Data terbaru yang dikeluarkan Federasi Diabetes Internasional (IDF) tahun 2014 menunjukkan, 9,1 juta masyarakat Indonesia hidup dengan diabetes. Sekitar 70 persen dari total kasus diabetes tidak terdiagnosa dan biasanya baru diketahui setelah timbul komplikasi.
Menurut Prof.Achmad Rudijanto, Sp.PD-KEMD, ada beberapa faktor yang menyebabkan banyak kasus diabetes tak terdiagnosa. "Minimnya pengetahuan masyarakat dan juga salah informasi membuat banyak orang tak mengenali gejala diabetes. Misalnya, orang yang tadinya gemuk lalu menjadi kurus malah senang. Atau, dia sering pipis karena mengira itu akibat banyak minum. Padahal, bisa jadi itu gejala diabetes," katanya dalam acara Indonesia Diabetes Leadership Forum di Jakarta (13/11/14).
Selain itu, kata Achmad, akses masyarakat terhadap layanan kesehatan juga membuat banyak masyarakat tidak langsung memeriksakan dirinya saat ada gangguan kesehatan, terutama di daerah-daerah terpencil.
Padahal, dengan penatalaksanaan yang tepat, orang yang diabetes bisa hidup dengan sehat dan produktif sehingga komplikasi lanjutan dari penyakit ini bisa dicegah.

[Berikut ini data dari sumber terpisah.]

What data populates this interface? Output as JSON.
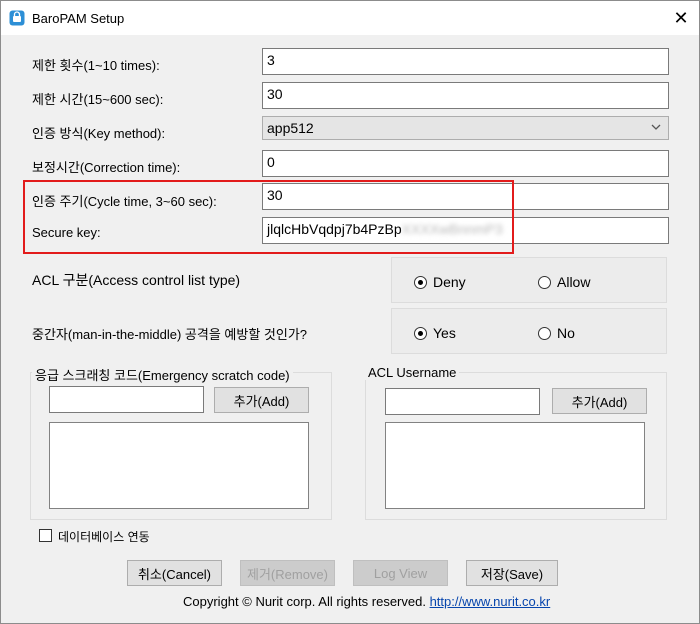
{
  "window": {
    "title": "BaroPAM Setup",
    "close_glyph": "✕"
  },
  "form": {
    "limit_count": {
      "label": "제한 횟수(1~10 times):",
      "value": "3"
    },
    "limit_time": {
      "label": "제한 시간(15~600 sec):",
      "value": "30"
    },
    "key_method": {
      "label": "인증 방식(Key method):",
      "value": "app512"
    },
    "correction_time": {
      "label": "보정시간(Correction time):",
      "value": "0"
    },
    "cycle_time": {
      "label": "인증 주기(Cycle time, 3~60 sec):",
      "value": "30"
    },
    "secure_key": {
      "label": "Secure key:",
      "value": "jlqlcHbVqdpj7b4PzBp",
      "value_hidden": "XXXXwBnnmP3"
    }
  },
  "acl_type": {
    "label": "ACL 구분(Access control list type)",
    "options": [
      "Deny",
      "Allow"
    ],
    "selected": "Deny"
  },
  "mitm": {
    "label": "중간자(man-in-the-middle) 공격을 예방할 것인가?",
    "options": [
      "Yes",
      "No"
    ],
    "selected": "Yes"
  },
  "emergency": {
    "legend": "응급 스크래칭 코드(Emergency scratch code)",
    "add_label": "추가(Add)"
  },
  "acl_username": {
    "legend": "ACL Username",
    "add_label": "추가(Add)"
  },
  "db_link": {
    "label": "데이터베이스 연동",
    "checked": false
  },
  "buttons": {
    "cancel": "취소(Cancel)",
    "remove": "제거(Remove)",
    "log_view": "Log View",
    "save": "저장(Save)"
  },
  "footer": {
    "copyright": "Copyright © Nurit corp. All rights reserved.",
    "url": "http://www.nurit.co.kr"
  },
  "colors": {
    "highlight": "#e21b1b",
    "link": "#0645ad"
  },
  "icons": {
    "app": "key-lock-icon",
    "close": "close-icon",
    "dropdown": "chevron-down-icon"
  }
}
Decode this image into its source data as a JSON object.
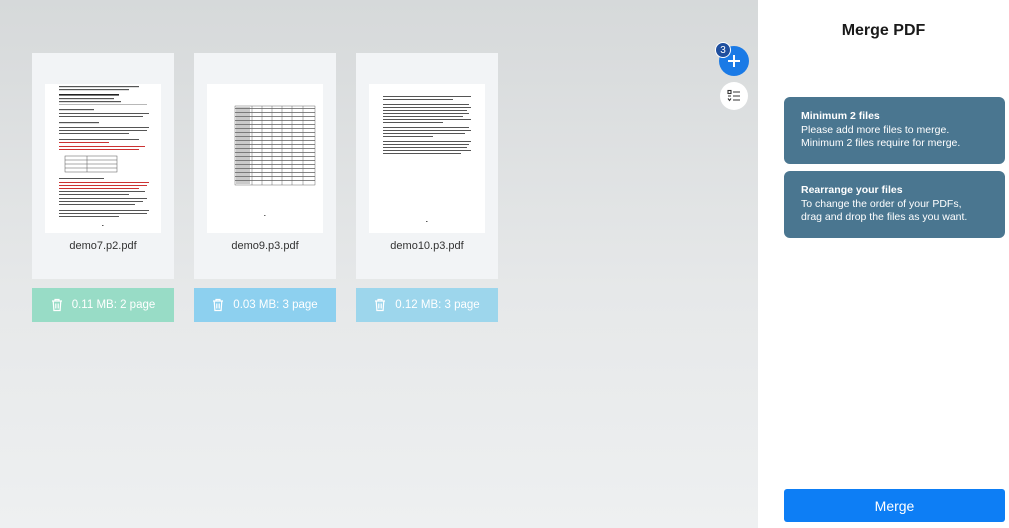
{
  "files": [
    {
      "name": "demo7.p2.pdf",
      "info": "0.11 MB: 2 page",
      "bar_color": "#98dcc6"
    },
    {
      "name": "demo9.p3.pdf",
      "info": "0.03 MB: 3 page",
      "bar_color": "#8dd0ef"
    },
    {
      "name": "demo10.p3.pdf",
      "info": "0.12 MB: 3 page",
      "bar_color": "#9dd6ec"
    }
  ],
  "toolbar": {
    "file_count": "3",
    "add_icon": "plus-icon",
    "sort_icon": "sort-list-icon"
  },
  "sidebar": {
    "title": "Merge PDF",
    "tips": [
      {
        "title": "Minimum 2 files",
        "line1": "Please add more files to merge.",
        "line2": "Minimum 2 files require for merge."
      },
      {
        "title": "Rearrange your files",
        "line1": "To change the order of your PDFs,",
        "line2": "drag and drop the files as you want."
      }
    ],
    "merge_label": "Merge"
  },
  "colors": {
    "accent": "#0d7ef5",
    "tip_bg": "#4a7690",
    "add_button": "#1a7ae6"
  }
}
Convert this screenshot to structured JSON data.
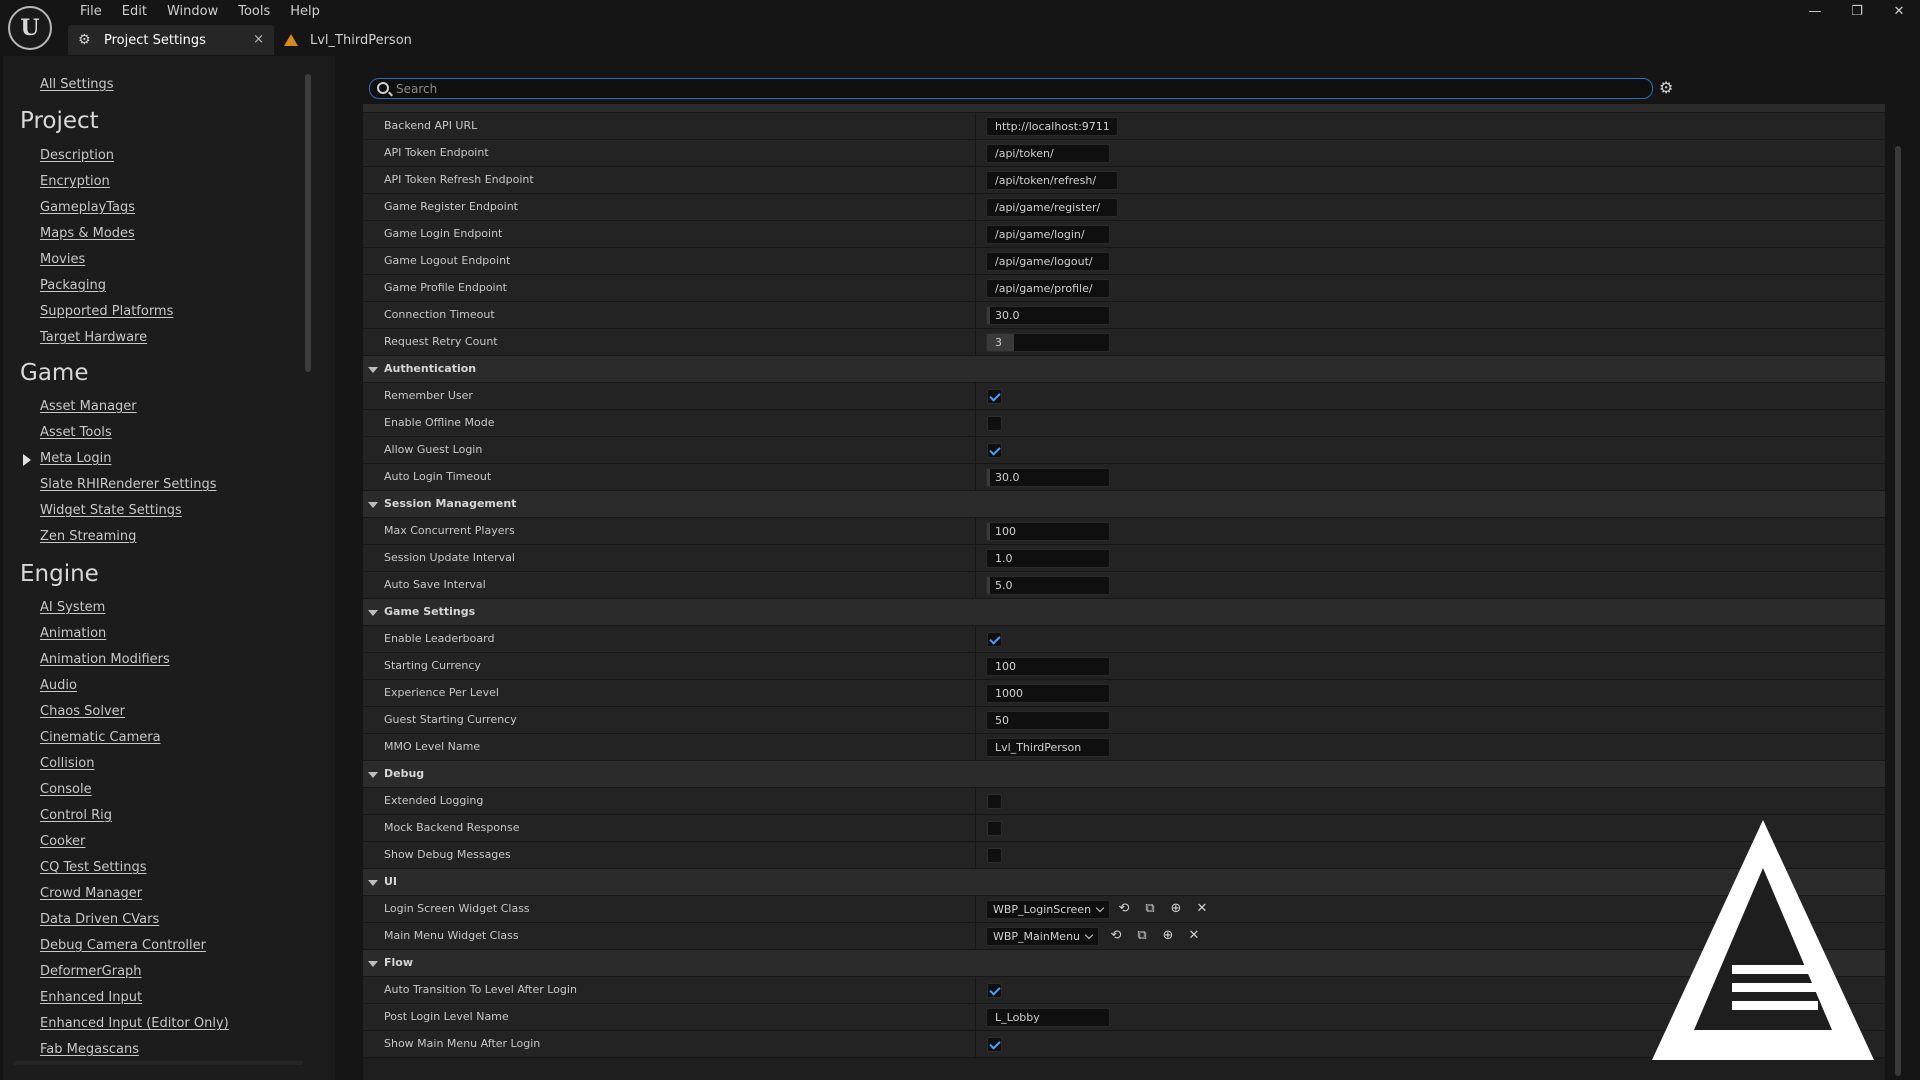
{
  "menu": [
    "File",
    "Edit",
    "Window",
    "Tools",
    "Help"
  ],
  "window_controls": {
    "minimize": "—",
    "restore": "❐",
    "close": "✕"
  },
  "tabs": {
    "active": {
      "label": "Project Settings",
      "icon": "settings-sliders-icon",
      "close": "×"
    },
    "level": {
      "label": "Lvl_ThirdPerson",
      "icon": "level-icon"
    }
  },
  "sidebar": {
    "all_settings": "All Settings",
    "sections": [
      {
        "title": "Project",
        "items": [
          "Description",
          "Encryption",
          "GameplayTags",
          "Maps & Modes",
          "Movies",
          "Packaging",
          "Supported Platforms",
          "Target Hardware"
        ]
      },
      {
        "title": "Game",
        "items": [
          "Asset Manager",
          "Asset Tools",
          "Meta Login",
          "Slate RHIRenderer Settings",
          "Widget State Settings",
          "Zen Streaming"
        ]
      },
      {
        "title": "Engine",
        "items": [
          "AI System",
          "Animation",
          "Animation Modifiers",
          "Audio",
          "Chaos Solver",
          "Cinematic Camera",
          "Collision",
          "Console",
          "Control Rig",
          "Cooker",
          "CQ Test Settings",
          "Crowd Manager",
          "Data Driven CVars",
          "Debug Camera Controller",
          "DeformerGraph",
          "Enhanced Input",
          "Enhanced Input (Editor Only)",
          "Fab Megascans"
        ]
      }
    ],
    "expanded_item": "Meta Login"
  },
  "search": {
    "placeholder": "Search",
    "value": ""
  },
  "settings_icon": "gear-icon",
  "properties": {
    "backend": [
      {
        "name": "Backend API URL",
        "type": "text",
        "value": "http://localhost:9711"
      },
      {
        "name": "API Token Endpoint",
        "type": "text",
        "value": "/api/token/"
      },
      {
        "name": "API Token Refresh Endpoint",
        "type": "text",
        "value": "/api/token/refresh/"
      },
      {
        "name": "Game Register Endpoint",
        "type": "text",
        "value": "/api/game/register/"
      },
      {
        "name": "Game Login Endpoint",
        "type": "text",
        "value": "/api/game/login/"
      },
      {
        "name": "Game Logout Endpoint",
        "type": "text",
        "value": "/api/game/logout/"
      },
      {
        "name": "Game Profile Endpoint",
        "type": "text",
        "value": "/api/game/profile/"
      },
      {
        "name": "Connection Timeout",
        "type": "num",
        "value": "30.0",
        "fill": 0.02
      },
      {
        "name": "Request Retry Count",
        "type": "num",
        "value": "3",
        "fill": 0.22
      }
    ],
    "categories": {
      "authentication": "Authentication",
      "session": "Session Management",
      "game": "Game Settings",
      "debug": "Debug",
      "ui": "UI",
      "flow": "Flow"
    },
    "authentication": [
      {
        "name": "Remember User",
        "type": "check",
        "checked": true
      },
      {
        "name": "Enable Offline Mode",
        "type": "check",
        "checked": false
      },
      {
        "name": "Allow Guest Login",
        "type": "check",
        "checked": true
      },
      {
        "name": "Auto Login Timeout",
        "type": "num",
        "value": "30.0",
        "fill": 0.02
      }
    ],
    "session": [
      {
        "name": "Max Concurrent Players",
        "type": "num",
        "value": "100",
        "fill": 0.01
      },
      {
        "name": "Session Update Interval",
        "type": "num",
        "value": "1.0",
        "fill": 0.0
      },
      {
        "name": "Auto Save Interval",
        "type": "num",
        "value": "5.0",
        "fill": 0.01
      }
    ],
    "game": [
      {
        "name": "Enable Leaderboard",
        "type": "check",
        "checked": true
      },
      {
        "name": "Starting Currency",
        "type": "num",
        "value": "100",
        "fill": 0.0
      },
      {
        "name": "Experience Per Level",
        "type": "num",
        "value": "1000",
        "fill": 0.0
      },
      {
        "name": "Guest Starting Currency",
        "type": "num",
        "value": "50",
        "fill": 0.0
      },
      {
        "name": "MMO Level Name",
        "type": "text",
        "value": "Lvl_ThirdPerson"
      }
    ],
    "debug": [
      {
        "name": "Extended Logging",
        "type": "check",
        "checked": false
      },
      {
        "name": "Mock Backend Response",
        "type": "check",
        "checked": false
      },
      {
        "name": "Show Debug Messages",
        "type": "check",
        "checked": false
      }
    ],
    "ui": [
      {
        "name": "Login Screen Widget Class",
        "type": "combo",
        "value": "WBP_LoginScreen"
      },
      {
        "name": "Main Menu Widget Class",
        "type": "combo",
        "value": "WBP_MainMenu"
      }
    ],
    "flow": [
      {
        "name": "Auto Transition To Level After Login",
        "type": "check",
        "checked": true
      },
      {
        "name": "Post Login Level Name",
        "type": "text",
        "value": "L_Lobby"
      },
      {
        "name": "Show Main Menu After Login",
        "type": "check",
        "checked": true
      }
    ]
  },
  "combo_icons": [
    "use-selected-icon",
    "browse-icon",
    "add-icon",
    "clear-icon"
  ],
  "colors": {
    "accent": "#4a9eff",
    "search_border": "#2e6db8",
    "level_icon": "#d78a1e"
  }
}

Tanggal 14 Oktober yang diperingati sebagai Hari Diabetes Internasional diharapkan bisa menjadi momentum bagi setiap orang untuk lebih sadar akan kesehatannya.
"Saat ini yang perlu diubah adalah pola pikir masyarakat. Begitu memiliki faktor risiko diabetes, seperti kegemukan, punya riwayat diabetes dalam keluarga, atau saat hamil gula darahnya tinggi, lakukan deteksi dini," kata Prof.Sidartawan Soegondo, Sp.PD-KEMD, dalam acara yang sama.
Jika tidak ada perubahan dalam pencegahan dan penanganan diabetes, pandemik diabetes dikhawatirkan akan melanda Indonesia lebih cepat. Apabila terjadi bonus demografik Indonesia yang diperkirakan terjadai pada 2030 justru dapat berbalik menjadi beban masyarakat dan ekonomi karena diabetes adalah penyakit kronik yang membutuhkan biaya mahal.